Gifts for the eco conscious baby – five practical ideas that are not greenwashed bamboo offerings on affiliate links
by Katie Virk
Congratulations! Your friend is having a baby! Social etiquette demands you run to the nearest big supermarket and buy them a cute little outfit for the newborn.
Welcome to the world of consumerism little one.
Of course there are many beautiful plastic free, organic cotton, ethically made alternatives. But, eco consumer beware! A gift that is unwanted, un-needed, or unused is not eco. Gifts that lie at the back of the drawer for two years then get given to the charity shop, or worse chucked away, are not eco (no matter how plastic free and ethically made they are).
Get a new family something that they really need, something that they would have had to go out and buy anyway. Even if it is (shock horror) plastic. Then you save the pointless carbon footprint and the landfill waste of a useless gift.
What do I buy for new parents? Five ideas that will be truly appreciated:
This is my go to when social etiquette demands I buy a brand new (not pre-loved, second hand, homemade) gift. There is little more precious to me than time spent snuggled up reading with my beloved little squish. By giving books I’m giving the gift of that special loving moment to a new parent. Also when your little one (or more likely you) are tired of them, there’s a big market for second hand books as they last really well.
Plus there are so many adorable board books to swoon over. I love (amongst many many more):
- ‘Everywhere Babies’ by Susan Meyers
- ‘Ten Little Fingers and Ten Little Toes’ by Mem Fox
- ‘Peepo’ by Janet and Allan Ahlberg
- ‘Tickle, Tickle’ by Helen Oxenbury
- ‘That’s not my…’ series of books by Usbourne
2. Sippy cups / spoons / weaning items
I do get a few weird looks when I turn up with weaning items for brand new babies. Clearly I know they’re not going to be nomming down carrot purée for a good few months. But time flies and soon they’re going to need this stuff.
Is plastic kitchenware eco? Yes, since the parents are going to go out and buy it anyway, you are not adding any extra plastic waste to the world. And you’re saving on the waste of an unnecessary gift.
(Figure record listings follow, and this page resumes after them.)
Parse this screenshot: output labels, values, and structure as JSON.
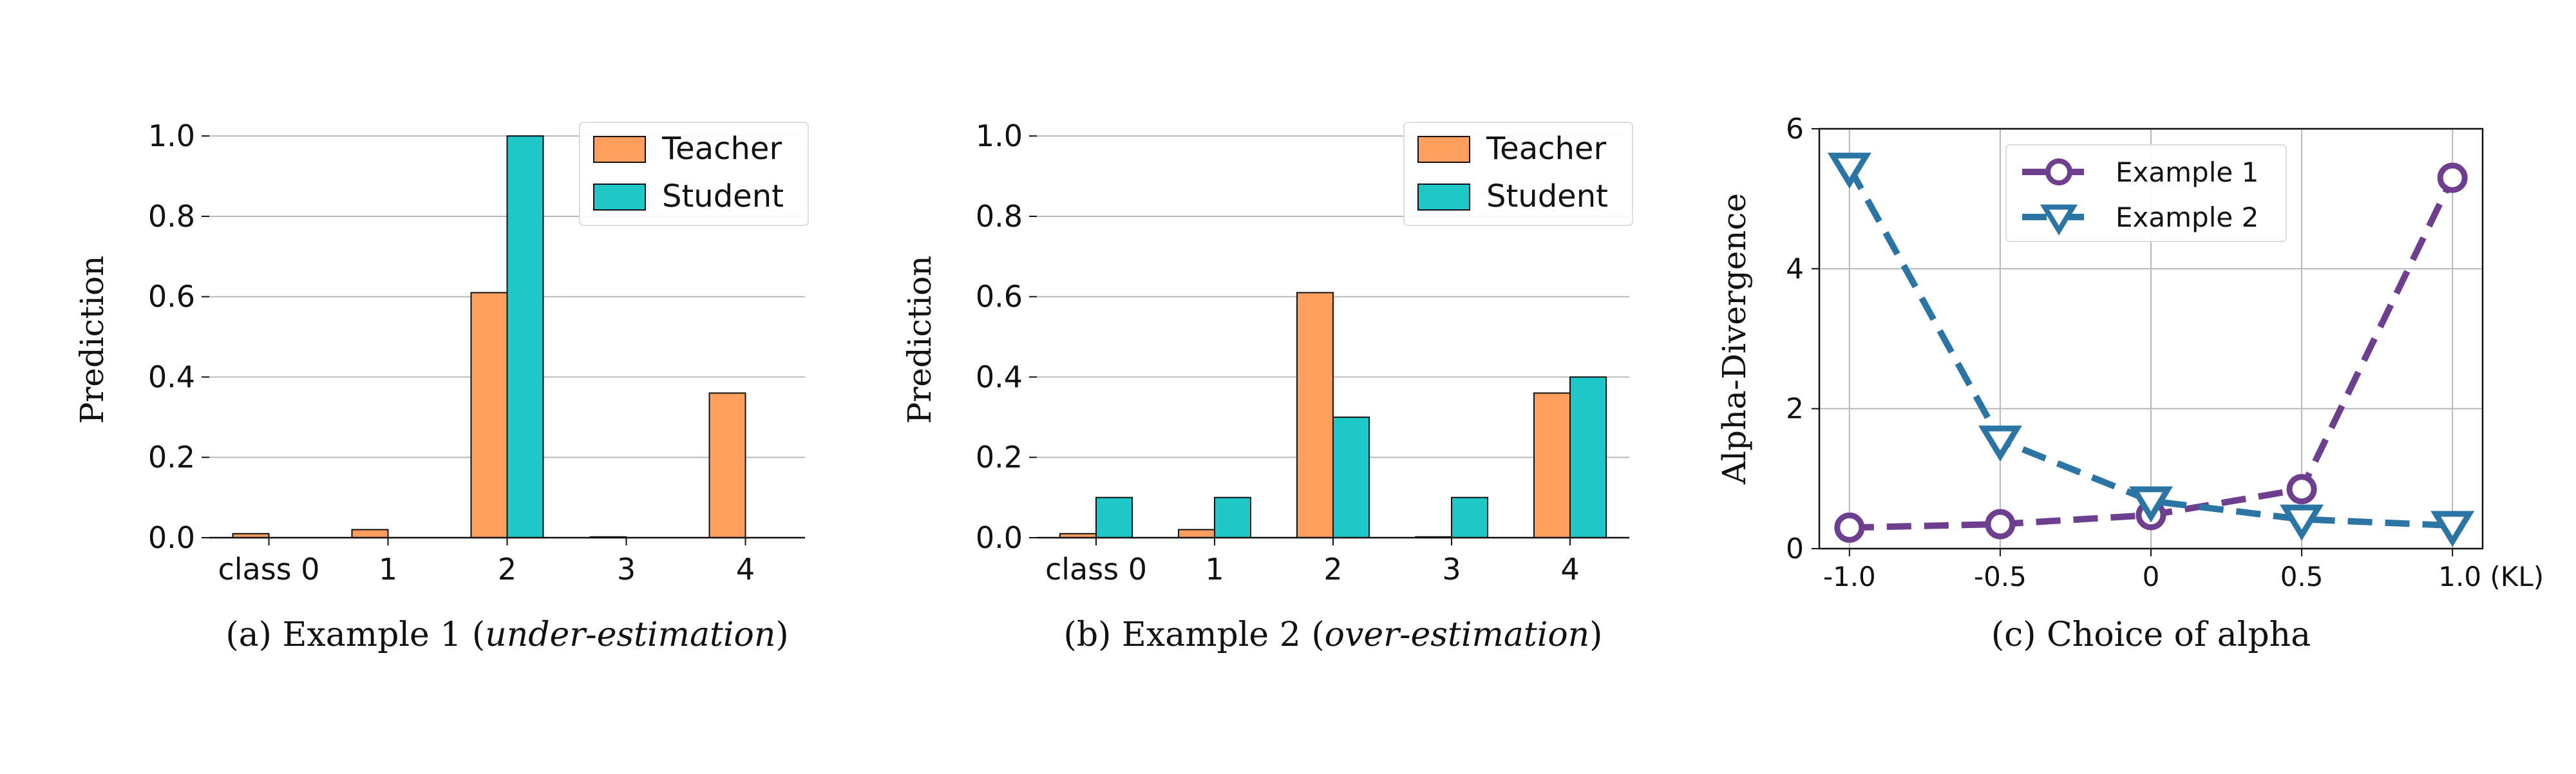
{
  "colors": {
    "teacher": "#ff9e5e",
    "student": "#1fc8c8",
    "example1": "#6e3e8f",
    "example2": "#2a75a4",
    "grid": "#b8b8b8",
    "edge": "#111111"
  },
  "chart_data": [
    {
      "type": "bar",
      "caption_prefix": "(a) Example 1 (",
      "caption_emph": "under-estimation",
      "caption_suffix": ")",
      "ylabel": "Prediction",
      "categories": [
        "class 0",
        "1",
        "2",
        "3",
        "4"
      ],
      "yticks": [
        "0.0",
        "0.2",
        "0.4",
        "0.6",
        "0.8",
        "1.0"
      ],
      "ylim": [
        0,
        1.05
      ],
      "grid": "horizontal",
      "legend_position": "top-right",
      "series": [
        {
          "name": "Teacher",
          "color_key": "teacher",
          "values": [
            0.01,
            0.02,
            0.61,
            0.002,
            0.36
          ]
        },
        {
          "name": "Student",
          "color_key": "student",
          "values": [
            0.0,
            0.0,
            1.0,
            0.0,
            0.0
          ]
        }
      ]
    },
    {
      "type": "bar",
      "caption_prefix": "(b) Example 2 (",
      "caption_emph": "over-estimation",
      "caption_suffix": ")",
      "ylabel": "Prediction",
      "categories": [
        "class 0",
        "1",
        "2",
        "3",
        "4"
      ],
      "yticks": [
        "0.0",
        "0.2",
        "0.4",
        "0.6",
        "0.8",
        "1.0"
      ],
      "ylim": [
        0,
        1.05
      ],
      "grid": "horizontal",
      "legend_position": "top-right",
      "series": [
        {
          "name": "Teacher",
          "color_key": "teacher",
          "values": [
            0.01,
            0.02,
            0.61,
            0.002,
            0.36
          ]
        },
        {
          "name": "Student",
          "color_key": "student",
          "values": [
            0.1,
            0.1,
            0.3,
            0.1,
            0.4
          ]
        }
      ]
    },
    {
      "type": "line",
      "caption": "(c) Choice of alpha",
      "ylabel": "Alpha-Divergence",
      "x": [
        -1.0,
        -0.5,
        0,
        0.5,
        1.0
      ],
      "xticks": [
        "-1.0",
        "-0.5",
        "0",
        "0.5",
        "1.0 (KL)"
      ],
      "yticks": [
        "0",
        "2",
        "4",
        "6"
      ],
      "ylim": [
        0,
        6
      ],
      "grid": "both",
      "legend_position": "top-center",
      "series": [
        {
          "name": "Example 1",
          "color_key": "example1",
          "marker": "circle",
          "values": [
            0.3,
            0.35,
            0.48,
            0.85,
            5.3
          ]
        },
        {
          "name": "Example 2",
          "color_key": "example2",
          "marker": "triangle-down",
          "values": [
            5.45,
            1.55,
            0.68,
            0.42,
            0.33
          ]
        }
      ]
    }
  ]
}
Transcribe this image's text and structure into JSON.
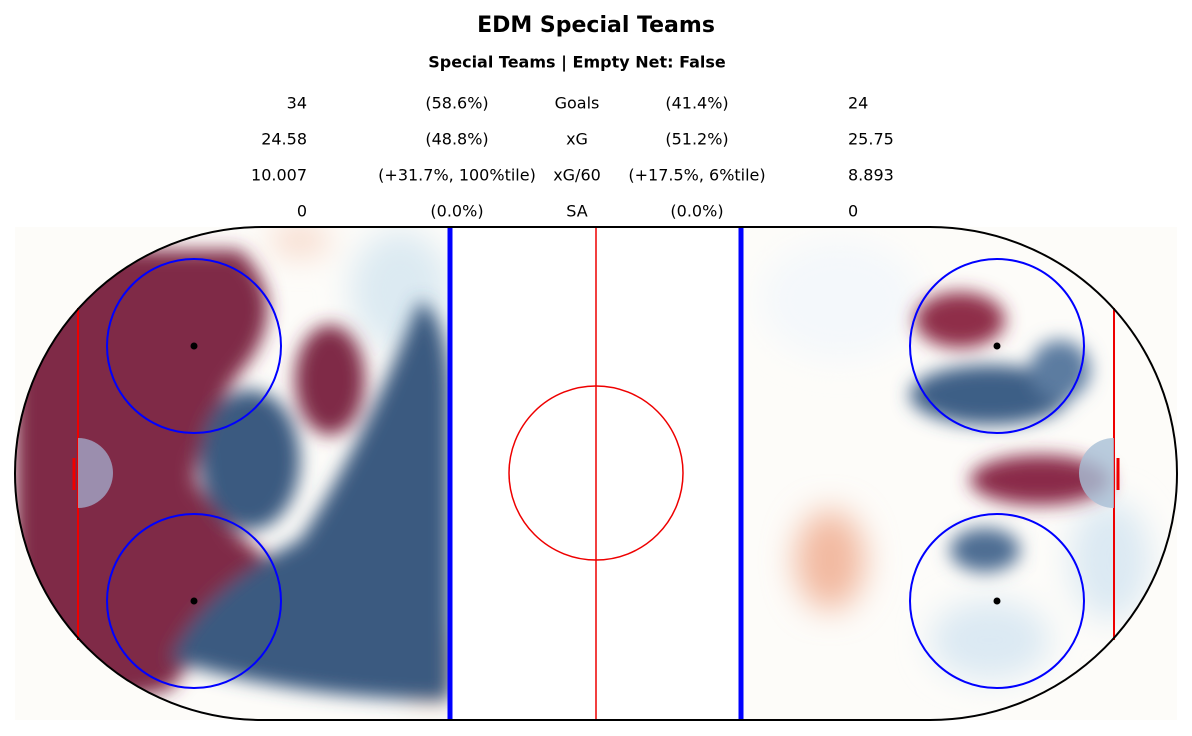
{
  "header": {
    "title": "EDM Special Teams",
    "subtitle": "Special Teams | Empty Net: False"
  },
  "stats": {
    "rows": [
      {
        "left_value": "34",
        "left_share": "(58.6%)",
        "label": "Goals",
        "right_share": "(41.4%)",
        "right_value": "24"
      },
      {
        "left_value": "24.58",
        "left_share": "(48.8%)",
        "label": "xG",
        "right_share": "(51.2%)",
        "right_value": "25.75"
      },
      {
        "left_value": "10.007",
        "left_share": "(+31.7%, 100%tile)",
        "label": "xG/60",
        "right_share": "(+17.5%, 6%tile)",
        "right_value": "8.893"
      },
      {
        "left_value": "0",
        "left_share": "(0.0%)",
        "label": "SA",
        "right_share": "(0.0%)",
        "right_value": "0"
      }
    ]
  }
}
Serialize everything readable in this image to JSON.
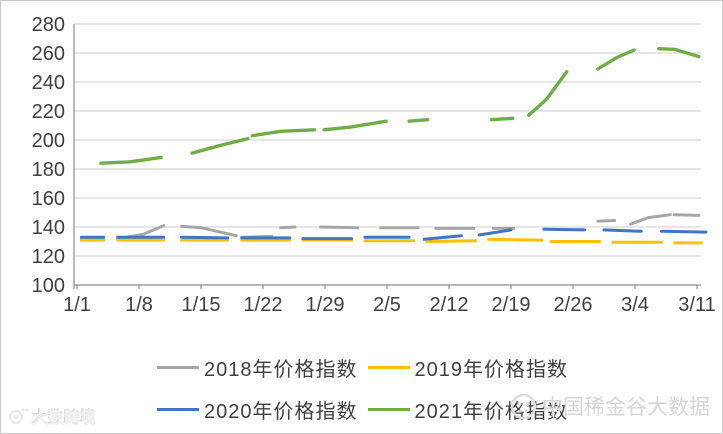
{
  "chart_data": {
    "type": "line",
    "title": "",
    "ylabel": "",
    "xlabel": "",
    "ylim": [
      100,
      280
    ],
    "yticks": [
      100,
      120,
      140,
      160,
      180,
      200,
      220,
      240,
      260,
      280
    ],
    "grid": "horizontal",
    "legend_position": "bottom",
    "x_axis": {
      "tick_labels": [
        "1/1",
        "1/8",
        "1/15",
        "1/22",
        "1/29",
        "2/5",
        "2/12",
        "2/19",
        "2/26",
        "3/4",
        "3/11"
      ],
      "tick_days": [
        0,
        7,
        14,
        21,
        28,
        35,
        42,
        49,
        56,
        63,
        70
      ],
      "day_range": [
        0,
        71
      ]
    },
    "series": [
      {
        "name": "2018年价格指数",
        "color": "#a6a6a6",
        "width": 3,
        "segments": [
          [
            [
              0.5,
              132
            ],
            [
              3,
              131.5
            ]
          ],
          [
            [
              4.6,
              132
            ],
            [
              7.5,
              135
            ],
            [
              9.8,
              141
            ]
          ],
          [
            [
              11.8,
              140.5
            ],
            [
              14,
              139.5
            ],
            [
              18,
              134
            ]
          ],
          [
            [
              18.6,
              133
            ],
            [
              22,
              133.5
            ]
          ],
          [
            [
              23,
              139.5
            ],
            [
              24.6,
              140
            ]
          ],
          [
            [
              27.5,
              140
            ],
            [
              31.7,
              139.5
            ]
          ],
          [
            [
              34.3,
              139.5
            ],
            [
              38.5,
              139.5
            ]
          ],
          [
            [
              40.5,
              139
            ],
            [
              44.8,
              139
            ]
          ],
          [
            [
              47,
              139
            ],
            [
              49.3,
              139
            ]
          ],
          [
            [
              58.8,
              144
            ],
            [
              60.7,
              144.5
            ]
          ],
          [
            [
              62.5,
              142
            ],
            [
              64.5,
              146.5
            ],
            [
              67,
              148.5
            ]
          ],
          [
            [
              67.4,
              148.5
            ],
            [
              70.2,
              148
            ]
          ]
        ]
      },
      {
        "name": "2019年价格指数",
        "color": "#ffc000",
        "width": 3,
        "segments": [
          [
            [
              0.5,
              131
            ],
            [
              3,
              131
            ]
          ],
          [
            [
              4.6,
              131
            ],
            [
              9.8,
              131
            ]
          ],
          [
            [
              11.8,
              131
            ],
            [
              17,
              131
            ]
          ],
          [
            [
              18.6,
              131
            ],
            [
              24,
              131
            ]
          ],
          [
            [
              25.5,
              131
            ],
            [
              31,
              131
            ]
          ],
          [
            [
              32.5,
              130.5
            ],
            [
              38,
              130.5
            ]
          ],
          [
            [
              39.5,
              130
            ],
            [
              45,
              130.5
            ]
          ],
          [
            [
              46.5,
              131.5
            ],
            [
              52.5,
              131
            ]
          ],
          [
            [
              53.5,
              130
            ],
            [
              59,
              130
            ]
          ],
          [
            [
              60.5,
              129.5
            ],
            [
              66,
              129.5
            ]
          ],
          [
            [
              67.5,
              129
            ],
            [
              70.5,
              129
            ]
          ]
        ]
      },
      {
        "name": "2020年价格指数",
        "color": "#4472c4",
        "width": 3,
        "segments": [
          [
            [
              0.5,
              133
            ],
            [
              3,
              133
            ]
          ],
          [
            [
              4.6,
              133
            ],
            [
              9.8,
              133
            ]
          ],
          [
            [
              11.8,
              133
            ],
            [
              17,
              132.5
            ]
          ],
          [
            [
              18.6,
              132.5
            ],
            [
              24,
              132.5
            ]
          ],
          [
            [
              25.5,
              132
            ],
            [
              31,
              132
            ]
          ],
          [
            [
              32.5,
              133
            ],
            [
              37.5,
              133
            ]
          ],
          [
            [
              39.2,
              131.5
            ],
            [
              43.4,
              134
            ]
          ],
          [
            [
              45.4,
              134.5
            ],
            [
              49,
              138
            ]
          ],
          [
            [
              52.7,
              138.5
            ],
            [
              57.3,
              138
            ]
          ],
          [
            [
              59.5,
              138
            ],
            [
              63.7,
              137
            ]
          ],
          [
            [
              66,
              137
            ],
            [
              71,
              136.5
            ]
          ]
        ]
      },
      {
        "name": "2021年价格指数",
        "color": "#70ad47",
        "width": 3.4,
        "segments": [
          [
            [
              2.7,
              184
            ],
            [
              6,
              185
            ],
            [
              9.5,
              188
            ]
          ],
          [
            [
              13,
              191
            ],
            [
              16,
              196
            ],
            [
              19.3,
              201
            ]
          ],
          [
            [
              19.8,
              203
            ],
            [
              23,
              206
            ],
            [
              26.8,
              207
            ]
          ],
          [
            [
              27.9,
              207
            ],
            [
              31,
              209
            ],
            [
              34.9,
              213
            ]
          ],
          [
            [
              37.5,
              213
            ],
            [
              39.6,
              214
            ]
          ],
          [
            [
              46.8,
              214
            ],
            [
              49.2,
              215
            ]
          ],
          [
            [
              51,
              217
            ],
            [
              53,
              228
            ],
            [
              55.3,
              247
            ]
          ],
          [
            [
              58.8,
              249
            ],
            [
              61,
              257
            ],
            [
              62.9,
              262
            ]
          ],
          [
            [
              65.7,
              263
            ],
            [
              67.5,
              262.5
            ],
            [
              70.2,
              257.5
            ]
          ]
        ]
      }
    ],
    "colors": {
      "grid": "#cccccc",
      "axis": "#8c8c8c",
      "tick_text": "#3f3f3f"
    }
  },
  "watermarks": {
    "bottom_left": "大数跨境",
    "bottom_right": "中国稀金谷大数据"
  }
}
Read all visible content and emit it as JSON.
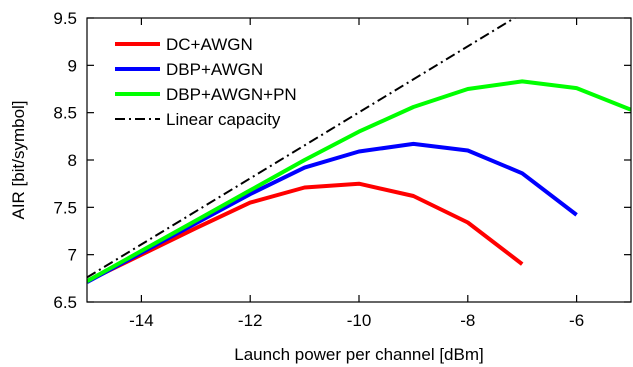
{
  "chart_data": {
    "type": "line",
    "xlabel": "Launch power per channel [dBm]",
    "ylabel": "AIR [bit/symbol]",
    "xlim": [
      -15,
      -5
    ],
    "ylim": [
      6.5,
      9.5
    ],
    "xticks": [
      -14,
      -12,
      -10,
      -8,
      -6
    ],
    "yticks": [
      6.5,
      7,
      7.5,
      8,
      8.5,
      9,
      9.5
    ],
    "grid": false,
    "legend_position": "top-left",
    "series": [
      {
        "name": "DC+AWGN",
        "color": "#ff0000",
        "style": "solid",
        "x": [
          -15,
          -14,
          -13,
          -12,
          -11,
          -10,
          -9,
          -8,
          -7
        ],
        "y": [
          6.72,
          7.0,
          7.28,
          7.55,
          7.71,
          7.75,
          7.62,
          7.34,
          6.9
        ]
      },
      {
        "name": "DBP+AWGN",
        "color": "#0000ff",
        "style": "solid",
        "x": [
          -15,
          -14,
          -13,
          -12,
          -11,
          -10,
          -9,
          -8,
          -7,
          -6
        ],
        "y": [
          6.71,
          7.02,
          7.33,
          7.64,
          7.92,
          8.09,
          8.17,
          8.1,
          7.86,
          7.42
        ]
      },
      {
        "name": "DBP+AWGN+PN",
        "color": "#00ff00",
        "style": "solid",
        "x": [
          -15,
          -14,
          -13,
          -12,
          -11,
          -10,
          -9,
          -8,
          -7,
          -6,
          -5
        ],
        "y": [
          6.72,
          7.04,
          7.36,
          7.68,
          8.0,
          8.3,
          8.56,
          8.75,
          8.83,
          8.76,
          8.53
        ]
      },
      {
        "name": "Linear capacity",
        "color": "#000000",
        "style": "dashdot",
        "x": [
          -15,
          -7
        ],
        "y": [
          6.76,
          9.55
        ]
      }
    ]
  }
}
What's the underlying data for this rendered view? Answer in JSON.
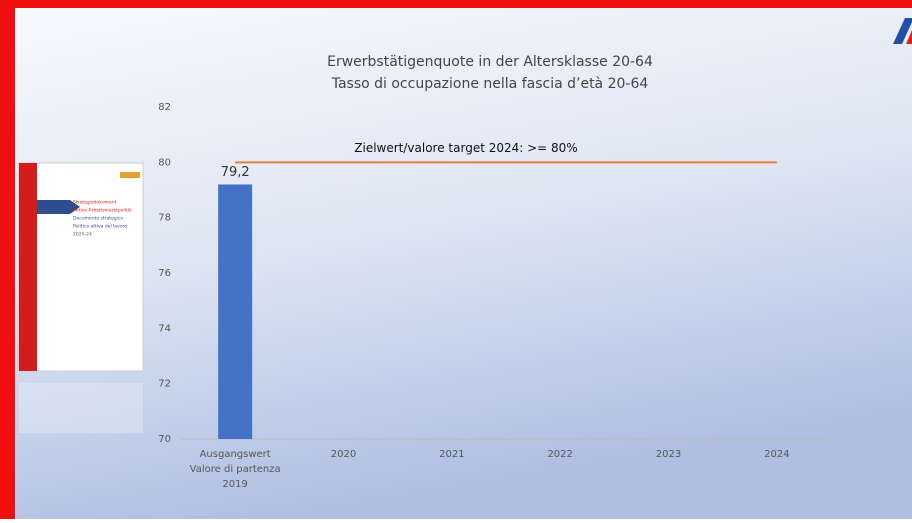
{
  "chart_data": {
    "type": "bar",
    "title": "Erwerbstätigenquote in der Altersklasse 20-64",
    "subtitle": "Tasso di occupazione nella fascia d’età 20-64",
    "categories": [
      [
        "Ausgangswert",
        "Valore di partenza",
        "2019"
      ],
      "2020",
      "2021",
      "2022",
      "2023",
      "2024"
    ],
    "values": [
      79.2,
      null,
      null,
      null,
      null,
      null
    ],
    "value_labels": [
      "79,2",
      null,
      null,
      null,
      null,
      null
    ],
    "color": "#4472c4",
    "ylim": [
      70,
      82
    ],
    "yticks": [
      70,
      72,
      74,
      76,
      78,
      80,
      82
    ],
    "target": {
      "value": 80,
      "label": "Zielwert/valore target 2024:  >= 80%",
      "color": "#ed7d31"
    }
  },
  "thumbnail": {
    "lines": [
      "Strategiedokument",
      "Aktive Arbeitsmarktpolitik",
      "Documento strategico",
      "Politica attiva del lavoro",
      "2020-24"
    ]
  }
}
In the first few months of weaning you can’t beat plastic for being strong, light and dishwasher proof. I wouldn’t give a metal sippy cup to a child until they are old enough to know not to whack their own head with it. (Those things are seriously heavy). And I wouldn’t inflict non dishwasher proof kitchenware (i.e. anything wooden or bamboo) on tired new parents.
Our plastic sippy cups are nearly six years old and still used daily.
3. Presents for the new parent
Babies only want milk and a warm chest to sleep on, they couldn’t give a stuff about gifts. New parents, on the other hand, need all the help they can get. Think fancy tea, coffee, nice biscuits, smelly soap, moisturiser etc. Bonus points if you find a lovely plastic free, environmentally friendly version. But frankly a packet of hobnobs is more eco than a baby outfit that gets worn once and tossed, (and much tastier).
Whether the new parent is planning on using cloth nappies or not, most people will still use the occasional disposable. It’s probably sensible to have a packet on hand in case of crazy diarrhoeal illness (of the parent, or child, or both) or washing machine breakdown.
Babies are going to use the same number of nappies whether you gift them, or whether their parents buy them. By gifting something the baby would have used anyway you’re keeping an un-needed gift out of landfill. You can also opt to buy some of the more eco nappies which look a bit more like a special gift than a bumper pack from Aldi.
5. Car seat / cot mattress / breast pump
The saying goes ‘the most eco item is the one you already own’. Apply this to newborn babies and it’s the one that their parents were almost certainly going to have to buy brand new anyway. There are two items even the most eco conscious parents are advised to buy brand new (car seat and cot mattress). And some parents may feel icky with second hand items for more personal use such as breast pumps. These are big ticket items but you can club together with friends and all chip in. You will need to tell the new parent your plan and check their brand/size preferences, so this is probably one for family and close friends.
Whatever you end up buying, the key is to make sure it is something parents will actually use, so if in doubt, check to see if there’s anything in particular they need before heading to the shops.